Association analysis is a related, but separate, technique. The main idea behind it is to find association rules that describe the commonality between different data points. Similar to clustering, we're looking to find groups that data belongs to. However, in this case, we're trying to determine when data points will occur together, rather than just identify clusters of them. In clustering, the goal is to segregate a large data set into identifiable groups, whereas with association analysis, we're measuring the degree of association between data points.
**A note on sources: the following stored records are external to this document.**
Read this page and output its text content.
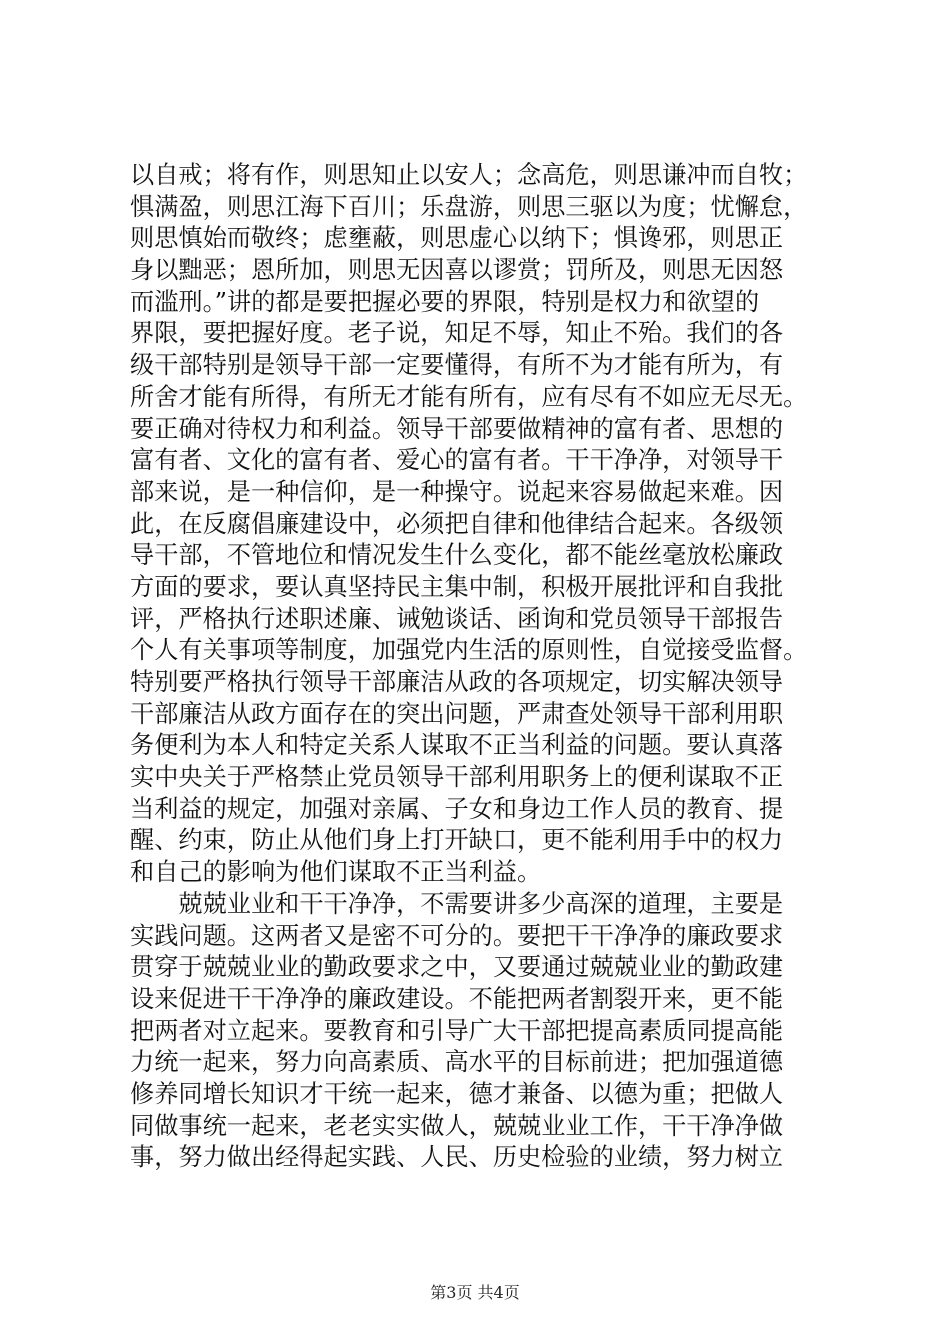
以自戒；将有作，则思知止以安人；念高危，则思谦冲而自牧；
惧满盈，则思江海下百川；乐盘游，则思三驱以为度；忧懈怠，
则思慎始而敬终；虑壅蔽，则思虚心以纳下；惧谗邪，则思正
身以黜恶；恩所加，则思无因喜以谬赏；罚所及，则思无因怒
而滥刑。”讲的都是要把握必要的界限，特别是权力和欲望的
界限，要把握好度。老子说，知足不辱，知止不殆。我们的各
级干部特别是领导干部一定要懂得，有所不为才能有所为，有
所舍才能有所得，有所无才能有所有，应有尽有不如应无尽无。
要正确对待权力和利益。领导干部要做精神的富有者、思想的
富有者、文化的富有者、爱心的富有者。干干净净，对领导干
部来说，是一种信仰，是一种操守。说起来容易做起来难。因
此，在反腐倡廉建设中，必须把自律和他律结合起来。各级领
导干部，不管地位和情况发生什么变化，都不能丝毫放松廉政
方面的要求，要认真坚持民主集中制，积极开展批评和自我批
评，严格执行述职述廉、诫勉谈话、函询和党员领导干部报告
个人有关事项等制度，加强党内生活的原则性，自觉接受监督。
特别要严格执行领导干部廉洁从政的各项规定，切实解决领导
干部廉洁从政方面存在的突出问题，严肃查处领导干部利用职
务便利为本人和特定关系人谋取不正当利益的问题。要认真落
实中央关于严格禁止党员领导干部利用职务上的便利谋取不正
当利益的规定，加强对亲属、子女和身边工作人员的教育、提
醒、约束，防止从他们身上打开缺口，更不能利用手中的权力
和自己的影响为他们谋取不正当利益。
　　兢兢业业和干干净净，不需要讲多少高深的道理，主要是
实践问题。这两者又是密不可分的。要把干干净净的廉政要求
贯穿于兢兢业业的勤政要求之中，又要通过兢兢业业的勤政建
设来促进干干净净的廉政建设。不能把两者割裂开来，更不能
把两者对立起来。要教育和引导广大干部把提高素质同提高能
力统一起来，努力向高素质、高水平的目标前进；把加强道德
修养同增长知识才干统一起来，德才兼备、以德为重；把做人
同做事统一起来，老老实实做人，兢兢业业工作，干干净净做
事，努力做出经得起实践、人民、历史检验的业绩，努力树立
第3页 共4页
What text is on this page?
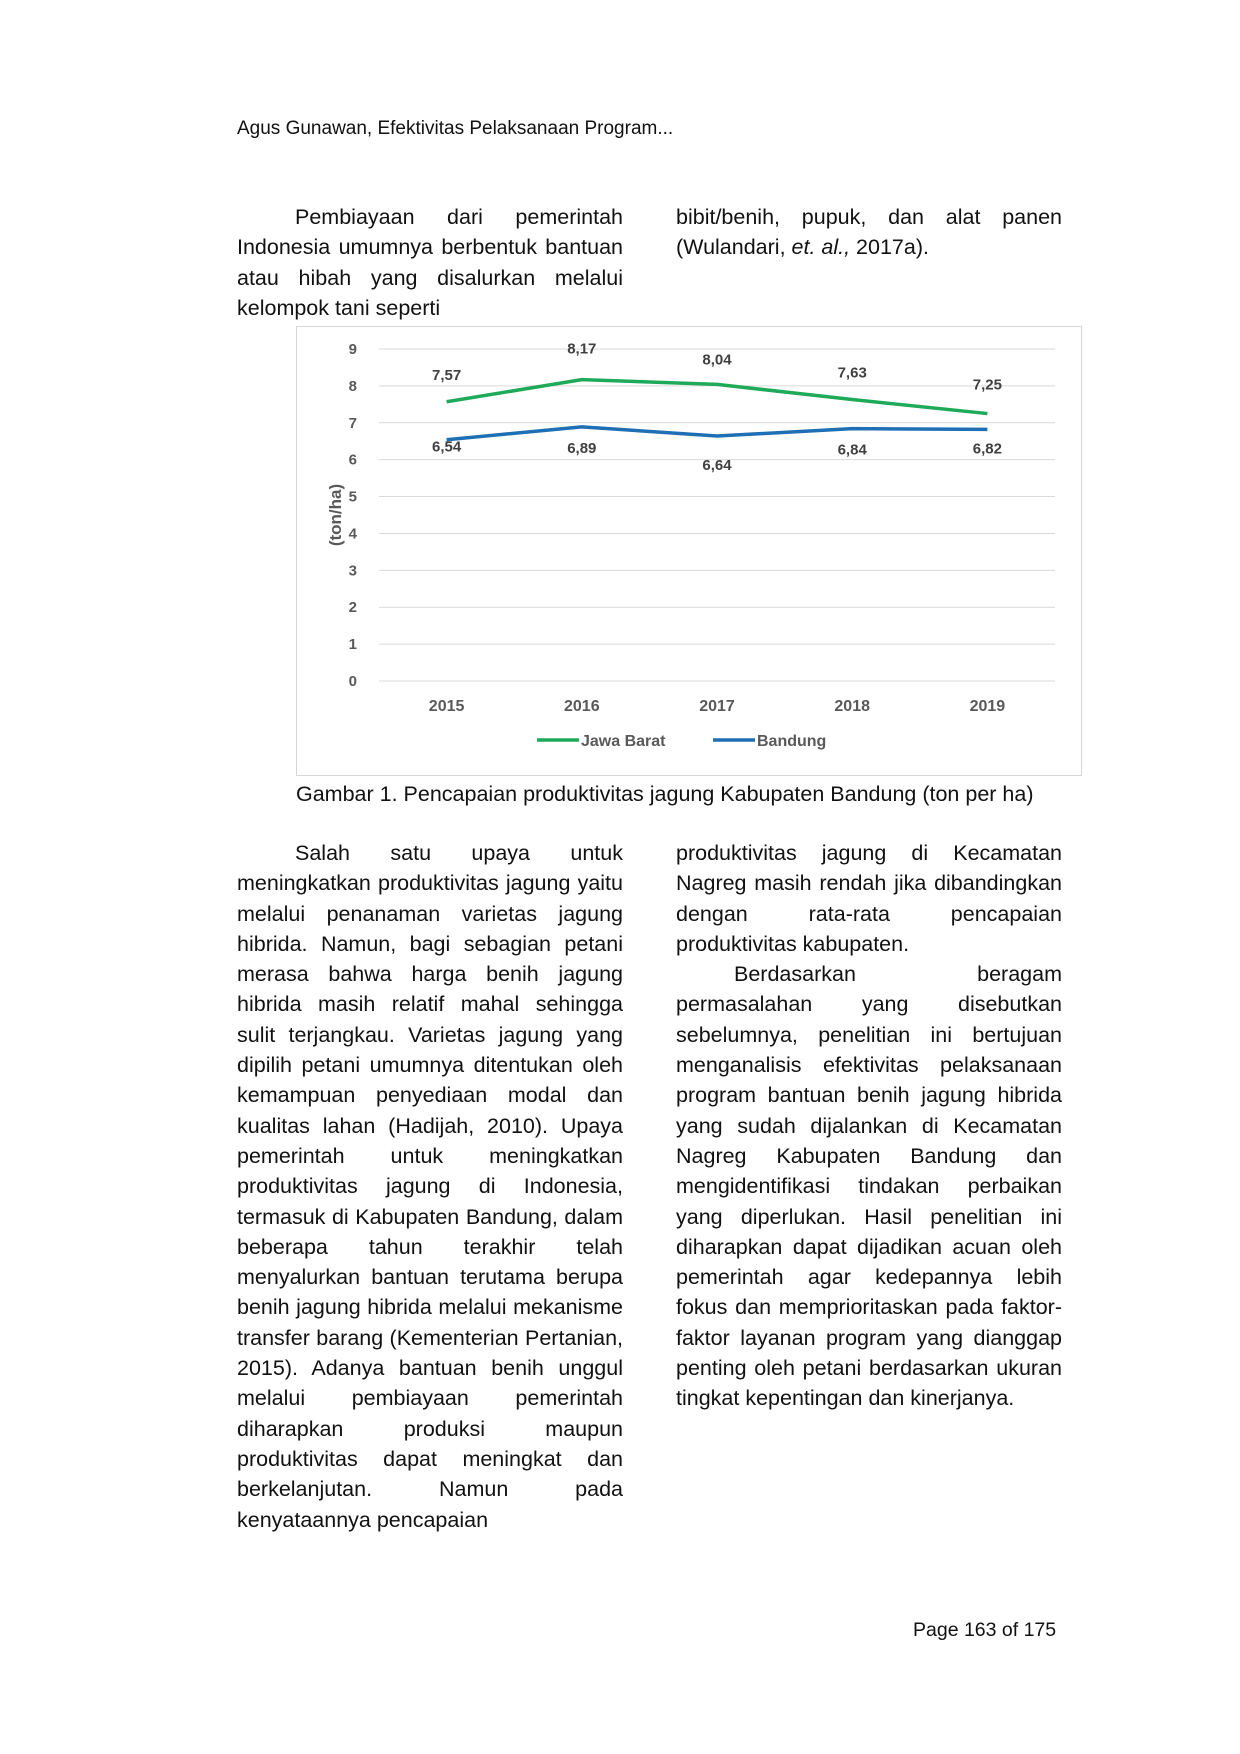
Agus Gunawan, Efektivitas Pelaksanaan Program...

Pembiayaan dari pemerintah Indonesia umumnya berbentuk bantuan atau hibah yang disalurkan melalui kelompok tani seperti

bibit/benih, pupuk, dan alat panen (Wulandari, et. al., 2017a).

0
1
2
3
4
5
6
7
8
9
(ton/ha)
2015	2016	2017	2018	2019
7,57
8,17
8,04
7,63
7,25
6,54	6,89
6,64
6,84	6,82
Jawa Barat	Bandung
Gambar 1. Pencapaian produktivitas jagung Kabupaten Bandung (ton per ha)

Salah satu upaya untuk meningkatkan produktivitas jagung yaitu melalui penanaman varietas jagung hibrida. Namun, bagi sebagian petani merasa bahwa harga benih jagung hibrida masih relatif mahal sehingga sulit terjangkau. Varietas jagung yang dipilih petani umumnya ditentukan oleh kemampuan penyediaan modal dan kualitas lahan (Hadijah, 2010). Upaya pemerintah untuk meningkatkan produktivitas jagung di Indonesia, termasuk di Kabupaten Bandung, dalam beberapa tahun terakhir telah menyalurkan bantuan terutama berupa benih jagung hibrida melalui mekanisme transfer barang (Kementerian Pertanian, 2015). Adanya bantuan benih unggul melalui pembiayaan pemerintah diharapkan produksi maupun produktivitas dapat meningkat dan berkelanjutan. Namun pada kenyataannya pencapaian

produktivitas jagung di Kecamatan Nagreg masih rendah jika dibandingkan dengan rata-rata pencapaian produktivitas kabupaten.

Berdasarkan beragam permasalahan yang disebutkan sebelumnya, penelitian ini bertujuan menganalisis efektivitas pelaksanaan program bantuan benih jagung hibrida yang sudah dijalankan di Kecamatan Nagreg Kabupaten Bandung dan mengidentifikasi tindakan perbaikan yang diperlukan. Hasil penelitian ini diharapkan dapat dijadikan acuan oleh pemerintah agar kedepannya lebih fokus dan memprioritaskan pada faktor-faktor layanan program yang dianggap penting oleh petani berdasarkan ukuran tingkat kepentingan dan kinerjanya.

Page 163 of 175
Data science application examples
The above methods and techniques in the data science tool belt need to be applied appropriately to specific analytics problems or questions and the data that's available to address them. Good data scientists must be able to understand the nature of the problem at hand -- is it clustering, classification or regression? -- and the best algorithmic approach that can yield the desired answers given the characteristics of the data. This is why data science is, in fact, a scientific process, rather than one that has hard and fast rules and allows you to just program your way to a solution.
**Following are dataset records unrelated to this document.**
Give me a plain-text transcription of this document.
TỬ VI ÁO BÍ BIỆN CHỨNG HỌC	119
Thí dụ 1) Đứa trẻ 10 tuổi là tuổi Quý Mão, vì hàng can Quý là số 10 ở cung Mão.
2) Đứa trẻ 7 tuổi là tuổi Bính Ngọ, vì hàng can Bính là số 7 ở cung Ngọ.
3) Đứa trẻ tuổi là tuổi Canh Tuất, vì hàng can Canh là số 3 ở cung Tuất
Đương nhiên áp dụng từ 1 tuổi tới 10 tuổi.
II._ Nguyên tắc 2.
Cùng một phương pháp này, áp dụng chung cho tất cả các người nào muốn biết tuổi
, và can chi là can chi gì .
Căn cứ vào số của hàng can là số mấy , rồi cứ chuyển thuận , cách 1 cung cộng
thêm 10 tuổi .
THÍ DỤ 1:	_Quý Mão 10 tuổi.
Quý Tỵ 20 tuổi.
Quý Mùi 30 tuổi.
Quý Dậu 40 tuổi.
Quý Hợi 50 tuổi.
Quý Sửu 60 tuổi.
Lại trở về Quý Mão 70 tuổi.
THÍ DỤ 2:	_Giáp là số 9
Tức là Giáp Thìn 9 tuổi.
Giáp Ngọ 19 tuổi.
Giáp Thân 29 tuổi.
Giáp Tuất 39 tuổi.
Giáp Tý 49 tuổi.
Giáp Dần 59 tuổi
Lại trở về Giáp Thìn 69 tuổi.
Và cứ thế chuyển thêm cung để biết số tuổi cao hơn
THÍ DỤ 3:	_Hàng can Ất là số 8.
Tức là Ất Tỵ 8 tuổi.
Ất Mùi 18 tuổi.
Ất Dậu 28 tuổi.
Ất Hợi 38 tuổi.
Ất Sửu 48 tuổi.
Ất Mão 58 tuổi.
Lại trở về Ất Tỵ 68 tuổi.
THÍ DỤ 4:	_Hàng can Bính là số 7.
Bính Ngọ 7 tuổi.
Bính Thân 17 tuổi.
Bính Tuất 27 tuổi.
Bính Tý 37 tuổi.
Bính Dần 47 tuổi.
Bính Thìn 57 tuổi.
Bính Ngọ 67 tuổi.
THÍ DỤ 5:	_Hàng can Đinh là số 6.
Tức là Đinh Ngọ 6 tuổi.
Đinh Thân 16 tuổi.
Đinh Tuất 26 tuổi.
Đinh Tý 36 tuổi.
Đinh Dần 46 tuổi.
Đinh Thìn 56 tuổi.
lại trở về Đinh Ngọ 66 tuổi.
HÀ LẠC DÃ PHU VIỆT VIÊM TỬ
Using these techniques, data scientists can tackle a wide range of applications, many of which are commonly seen across different types of industries and organizations. Here are a few examples.
Anomaly detection. If you can find the pattern for expected or "normal" data, then you can also find those data points that don't fit the pattern. Companies in industries as diverse as financial services, healthcare, retail and manufacturing regularly employ a variety of data science methods to identify anomalies in their data for uses such as fraud detection, customer analytics, cybersecurity and IT systems monitoring. Anomaly detection can also be used to eliminate outlier values from data sets for better analytics accuracy.
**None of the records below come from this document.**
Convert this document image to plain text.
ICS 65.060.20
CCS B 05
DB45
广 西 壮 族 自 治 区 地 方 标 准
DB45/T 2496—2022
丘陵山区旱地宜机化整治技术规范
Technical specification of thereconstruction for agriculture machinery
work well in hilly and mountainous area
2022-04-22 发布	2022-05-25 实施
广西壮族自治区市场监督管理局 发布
Binary and multiclass classification. One primary application of classification techniques is to determine if something is or is not in a particular category. This is known as binary classification, because we could ask something like, "Is there a cat in the picture, or not?" A practical business application is to identify contracts or invoices among piles of documents using image recognition. In multiclass classification, we have many different categories in a data set and we're trying to find the best fit for data points. For example, the U.S. Bureau of Labor Statistics does automated classification of workplace injuries.
Personalization. Organizations looking to personalize interactions with people or recommend products and services to customers first need to group them into data buckets with shared characteristics. Effective data science work enables websites, marketing offers and more to be tailored to the specific needs and preferences of individuals, using technologies such as recommendation engines and hyper-personalization systems that are driven by matching the data in detailed profiles of people.
That's just a sample of useful data science applications. By understanding the various techniques, methods, tools and analytical approaches, data scientists can help the organizations that employ them achieve the strategic and competitive benefits that many business rivals are already enjoying.